Namun harapan itu pupus. Dini hari tanggal 30 Desember, Khaleda yang berusia 80 tahun menghembuskan napas terakhir di rumah sakit, demikian pengumuman partainya.

“Pemimpin nasional tercinta kita telah tiada. Beliau meninggalkan kita pukul 6 pagi ini,” bunyi pernyataan BNP yang diunggah di Facebook.

Dengan rival utamanya, sesama mantan perdana menteri Sheikh Hasina, yang kini berada dalam pengasingan di India, wafatnya Khaleda menutup babak panjang lebih dari tiga dekade di mana kedua pemimpin—yang dikenal sebagai ‘begum yang bertarung’, gelar kehormatan tradisional bagi perempuan Muslim berkuasa—mendominasi politik Bangladesh.

Namun seperti halnya Hasina, warisan Khaleda tak hitam putih: Kedua perempuan ini memperjuangkan demokrasi, melawan otoritarianisme.
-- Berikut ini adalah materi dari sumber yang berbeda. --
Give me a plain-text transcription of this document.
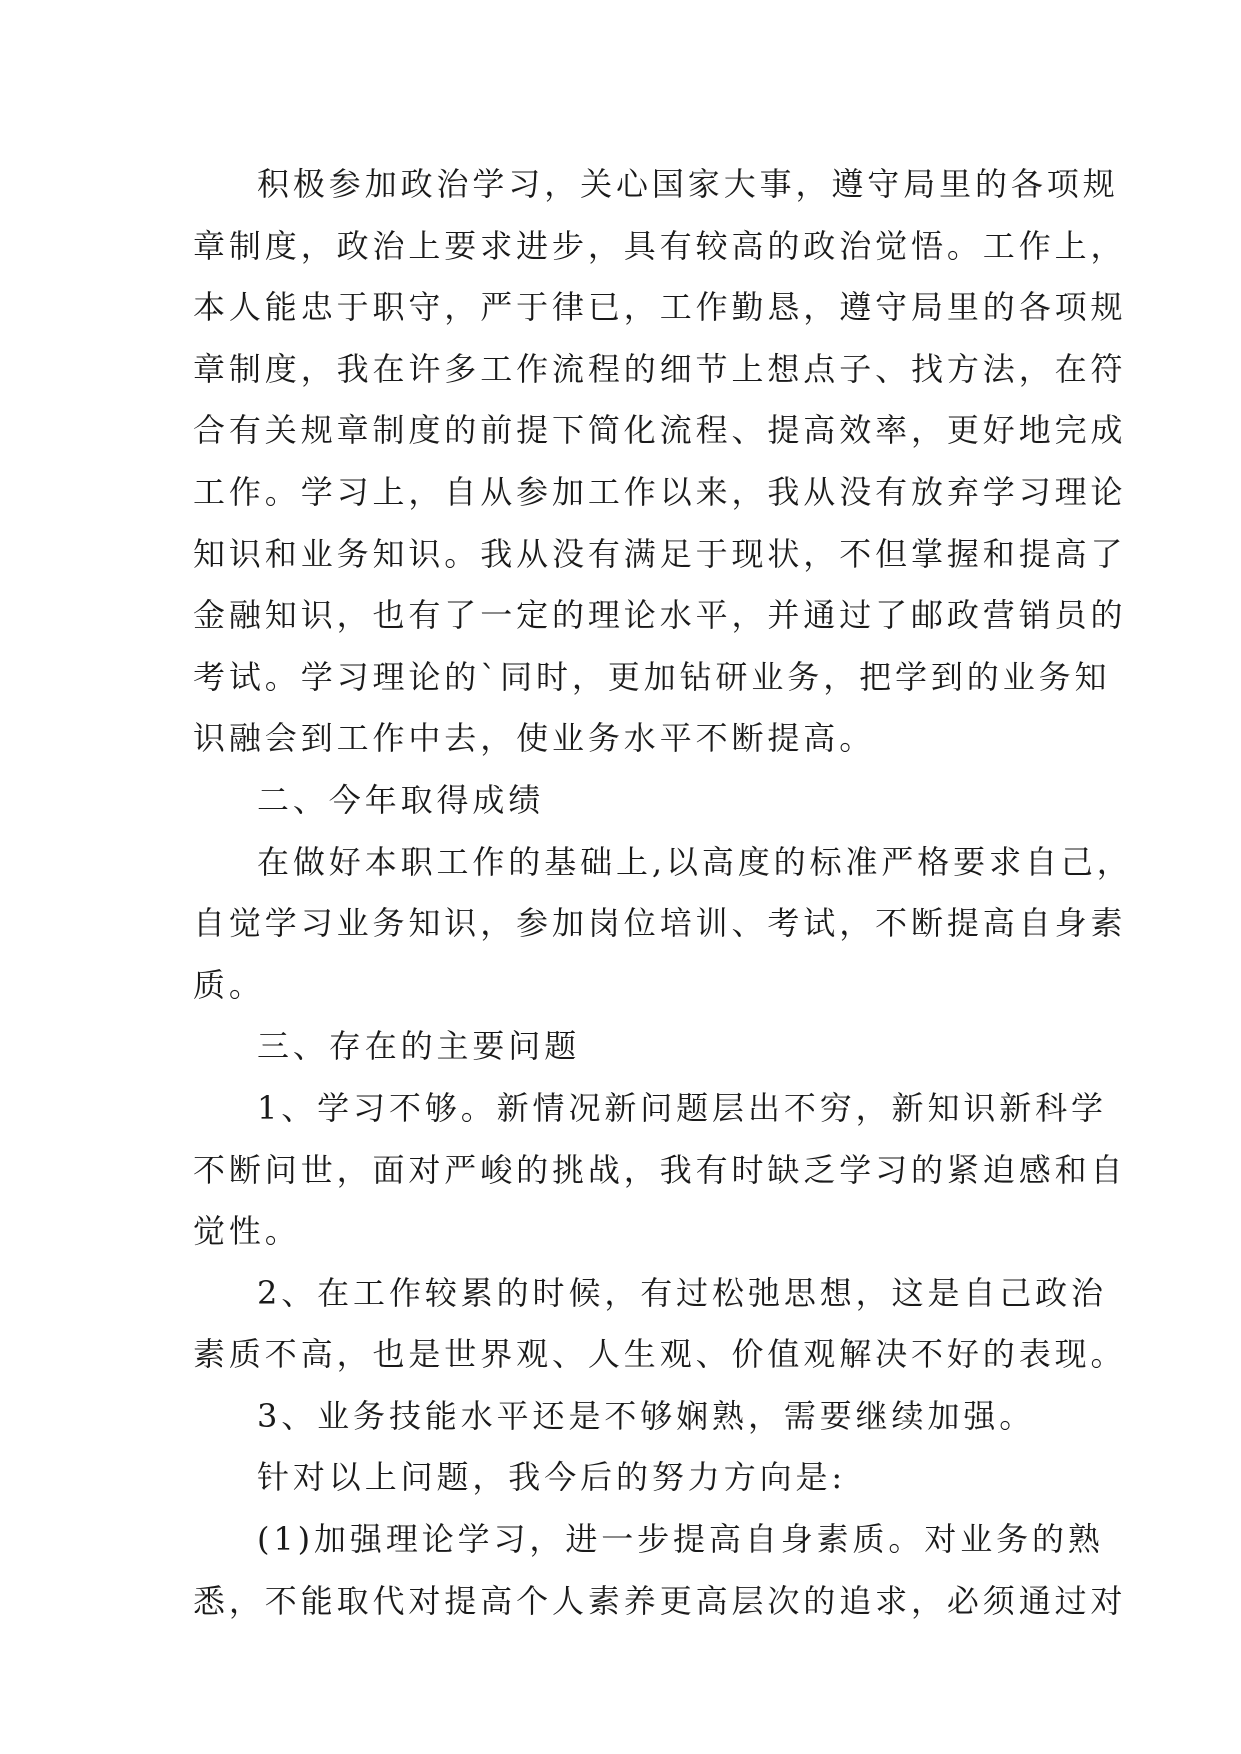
积极参加政治学习，关心国家大事，遵守局里的各项规
章制度，政治上要求进步，具有较高的政治觉悟。工作上，
本人能忠于职守，严于律已，工作勤恳，遵守局里的各项规
章制度，我在许多工作流程的细节上想点子、找方法，在符
合有关规章制度的前提下简化流程、提高效率，更好地完成
工作。学习上，自从参加工作以来，我从没有放弃学习理论
知识和业务知识。我从没有满足于现状，不但掌握和提高了
金融知识，也有了一定的理论水平，并通过了邮政营销员的
考试。学习理论的`同时，更加钻研业务，把学到的业务知
识融会到工作中去，使业务水平不断提高。
二、今年取得成绩
在做好本职工作的基础上,以高度的标准严格要求自己，
自觉学习业务知识，参加岗位培训、考试，不断提高自身素
质。
三、存在的主要问题
1、学习不够。新情况新问题层出不穷，新知识新科学
不断问世，面对严峻的挑战，我有时缺乏学习的紧迫感和自
觉性。
2、在工作较累的时候，有过松弛思想，这是自己政治
素质不高，也是世界观、人生观、价值观解决不好的表现。
3、业务技能水平还是不够娴熟，需要继续加强。
针对以上问题，我今后的努力方向是:
(1)加强理论学习，进一步提高自身素质。对业务的熟
悉，不能取代对提高个人素养更高层次的追求，必须通过对
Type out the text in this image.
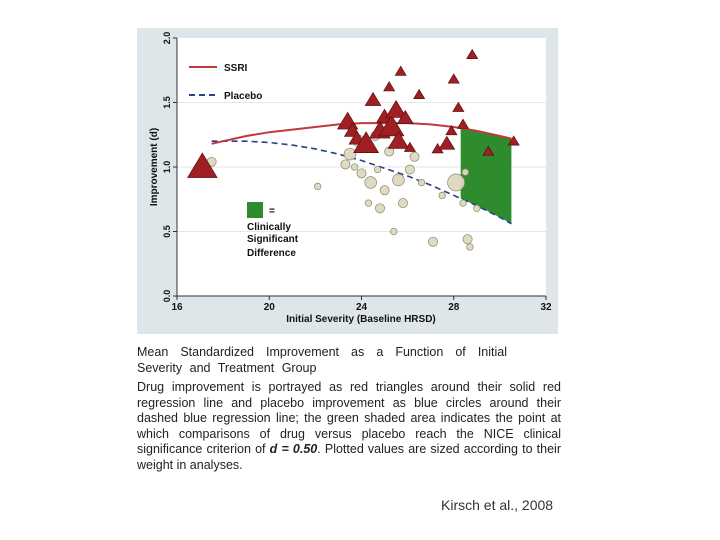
16	20	24	28	32
0.0
0.5
1.0
1.5
2.0
SSRI
Placebo
=
Clinically
Significant
Difference
Initial Severity (Baseline HRSD)
Improvement (d)

Mean Standardized Improvement as a Function of Initial Severity and Treatment Group

Drug improvement is portrayed as red triangles around their solid red regression line and placebo improvement as blue circles around their dashed blue regression line; the green shaded area indicates the point at which comparisons of drug versus placebo reach the NICE clinical significance criterion of d = 0.50. Plotted values are sized according to their weight in analyses.

Kirsch et al., 2008
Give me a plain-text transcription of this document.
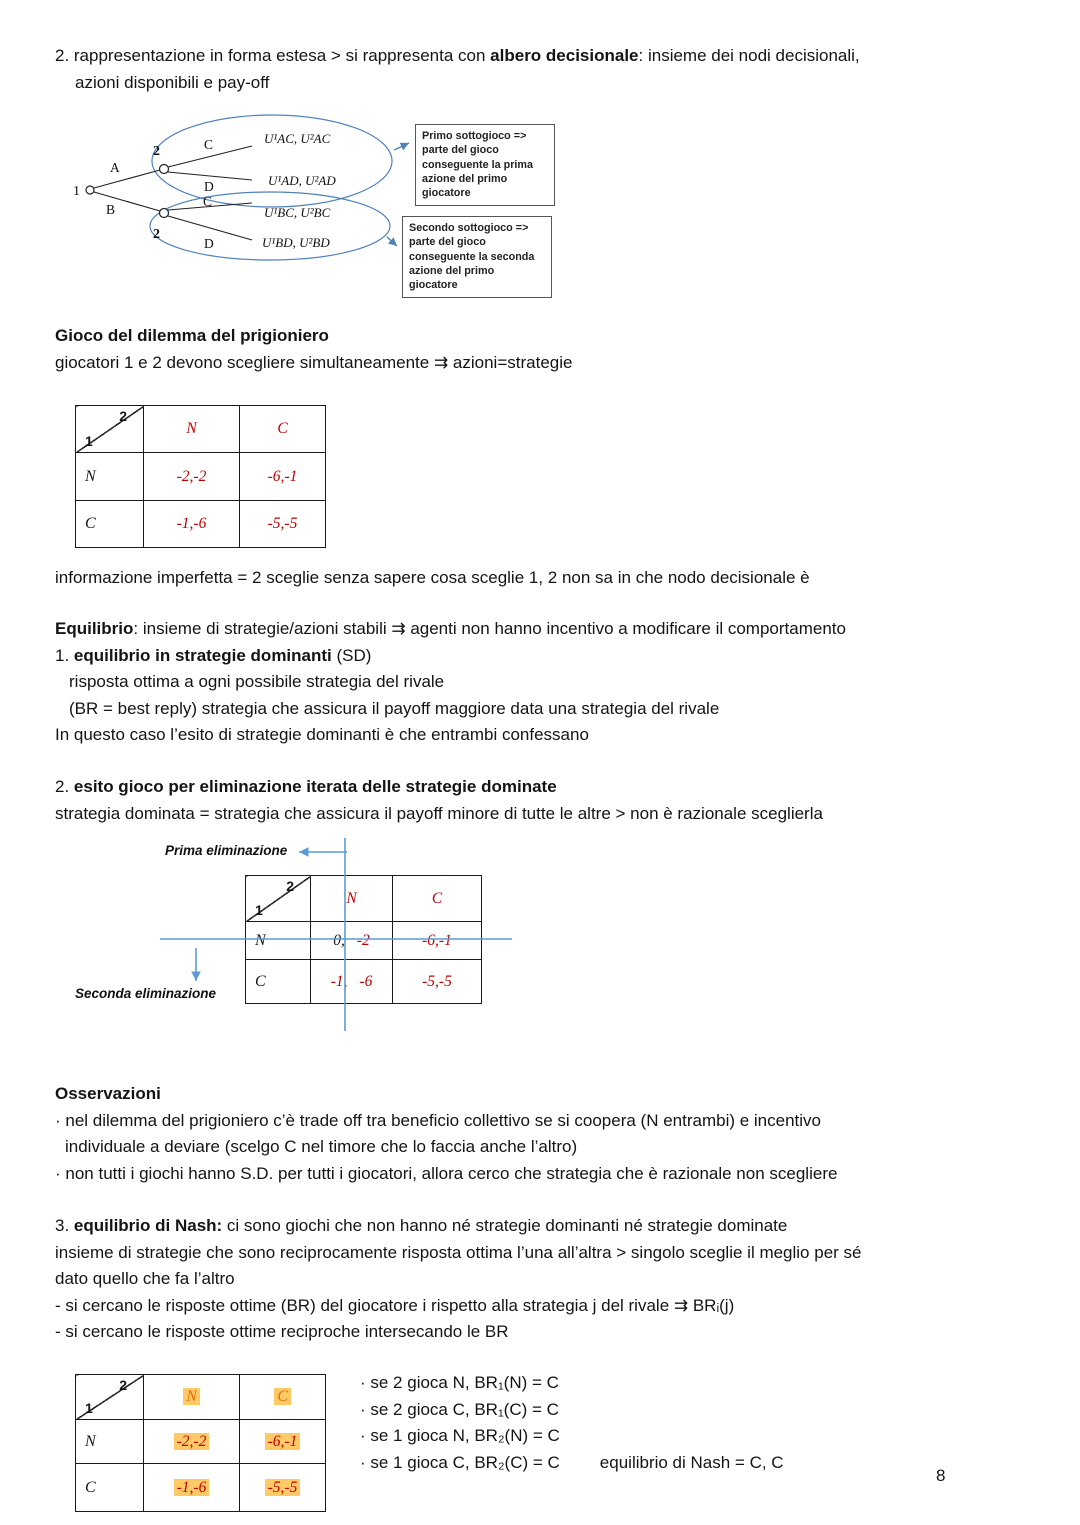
2. rappresentazione in forma estesa > si rappresenta con albero decisionale: insieme dei nodi decisionali,
azioni disponibili e pay-off
1
A
B
2
2
C
D
C
D
U¹AC, U²AC
U¹AD, U²AD
U¹BC, U²BC
U¹BD, U²BD
Primo sottogioco => parte del gioco conseguente la prima azione del primo giocatore
Secondo sottogioco => parte del gioco conseguente la seconda azione del primo giocatore
Gioco del dilemma del prigioniero
giocatori 1 e 2 devono scegliere simultaneamente ⇉ azioni=strategie
2
1	N	C
N	-2,-2	-6,-1
C	-1,-6	-5,-5
informazione imperfetta = 2 sceglie senza sapere cosa sceglie 1, 2 non sa in che nodo decisionale è
Equilibrio: insieme di strategie/azioni stabili ⇉ agenti non hanno incentivo a modificare il comportamento
1. equilibrio in strategie dominanti (SD)
risposta ottima a ogni possibile strategia del rivale
(BR = best reply) strategia che assicura il payoff maggiore data una strategia del rivale
In questo caso l’esito di strategie dominanti è che entrambi confessano
2. esito gioco per eliminazione iterata delle strategie dominate
strategia dominata = strategia che assicura il payoff minore di tutte le altre > non è razionale sceglierla
Prima eliminazione
Seconda eliminazione
2
1	N	C
N	0, -2	-6,-1
C	-1, -6	-5,-5
Osservazioni
· nel dilemma del prigioniero c’è trade off tra beneficio collettivo se si coopera (N entrambi) e incentivo
individuale a deviare (scelgo C nel timore che lo faccia anche l’altro)
· non tutti i giochi hanno S.D. per tutti i giocatori, allora cerco che strategia che è razionale non scegliere
3. equilibrio di Nash: ci sono giochi che non hanno né strategie dominanti né strategie dominate
insieme di strategie che sono reciprocamente risposta ottima l’una all’altra > singolo sceglie il meglio per sé
dato quello che fa l’altro
- si cercano le risposte ottime (BR) del giocatore i rispetto alla strategia j del rivale ⇉ BRᵢ(j)
- si cercano le risposte ottime reciproche intersecando le BR
2
1	N	C
N	-2,-2	-6,-1
C	-1,-6	-5,-5
· se 2 gioca N, BR₁(N) = C
· se 2 gioca C, BR₁(C) = C
· se 1 gioca N, BR₂(N) = C
· se 1 gioca C, BR₂(C) = C equilibrio di Nash = C, C
8
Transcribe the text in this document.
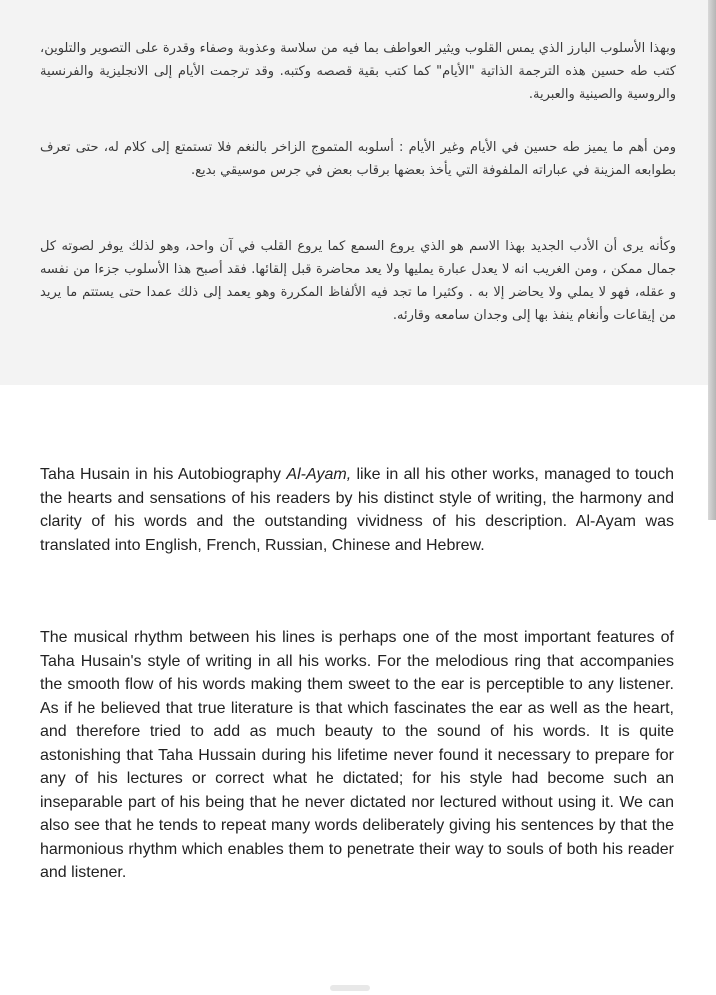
وبهذا الأسلوب البارز الذي يمس القلوب ويثير العواطف بما فيه من سلاسة وعذوبة وصفاء وقدرة على التصوير والتلوين، كتب طه حسين هذه الترجمة الذاتية "الأيام" كما كتب بقية قصصه وكتبه. وقد ترجمت الأيام إلى الانجليزية والفرنسية والروسية والصينية والعبرية.

ومن أهم ما يميز طه حسين في الأيام وغير الأيام : أسلوبه المتموج الزاخر بالنغم فلا تستمتع إلى كلام له، حتى تعرف بطوابعه المزينة في عباراته الملفوفة التي يأخذ بعضها برقاب بعض في جرس موسيقي بديع.

وكأنه يرى أن الأدب الجديد بهذا الاسم هو الذي يروع السمع كما يروع القلب في آن واحد، وهو لذلك يوفر لصوته كل جمال ممكن ، ومن الغريب انه لا يعدل عبارة يمليها ولا يعد محاضرة قبل إلقائها. فقد أصبح هذا الأسلوب جزءا من نفسه و عقله، فهو لا يملي ولا يحاضر إلا به . وكثيرا ما تجد فيه الألفاظ المكررة وهو يعمد إلى ذلك عمدا حتى يستتم ما يريد من إيقاعات وأنغام ينفذ بها إلى وجدان سامعه وقارئه.

Taha Husain in his Autobiography Al-Ayam, like in all his other works, managed to touch the hearts and sensations of his readers by his distinct style of writing, the harmony and clarity of his words and the outstanding vividness of his description. Al-Ayam was translated into English, French, Russian, Chinese and Hebrew.

The musical rhythm between his lines is perhaps one of the most important features of Taha Husain's style of writing in all his works. For the melodious ring that accompanies the smooth flow of his words making them sweet to the ear is perceptible to any listener. As if he believed that true literature is that which fascinates the ear as well as the heart, and therefore tried to add as much beauty to the sound of his words. It is quite astonishing that Taha Hussain during his lifetime never found it necessary to prepare for any of his lectures or correct what he dictated; for his style had become such an inseparable part of his being that he never dictated nor lectured without using it. We can also see that he tends to repeat many words deliberately giving his sentences by that the harmonious rhythm which enables them to penetrate their way to souls of both his reader and listener.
Meski Khaleda—tidak seperti Hasina—tidak pernah dituduh melakukan kekejaman massal terhadap pengkritik, ia juga figur yang polarisasi. Gaya tak berkomprominya saat menjadi oposisi—memimpin boikot pemilu dan gerakan jalanan berkepanjangan—ditambah tuduhan korupsi berulang selama berkuasa, menginspirasi loyalitas mendalam di kalangan pendukung sekaligus ketidakpercayaan setara di mata pengkritiknya.

Kebangkitan

Begum Khaleda Zia lahir pada 15 Agustus 1946 di Dinajpur—saat itu bagian dari Benggala Timur India Britania, kini Bangladesh utara.

Ayahnya, Iskandar Majumder, asli Feni di tenggara negara itu, sebelumnya menjalankan bisnis teh di Jalpaiguri (kini India) sebelum pindah bersama keluarganya ke Benggala Timur, yang tak lama kemudian menjadi Pakistan Timur setelah partisi India 1947.

Khaleda menghabiskan masa kecilnya di Dinajpur, bersekolah di Dinajpur Government Girls’ High School sebelum mendaftar di Surendranath College.

Masuknya ia ke dunia politik tidak dibentuk oleh ambisi dini, melainkan oleh gejolak.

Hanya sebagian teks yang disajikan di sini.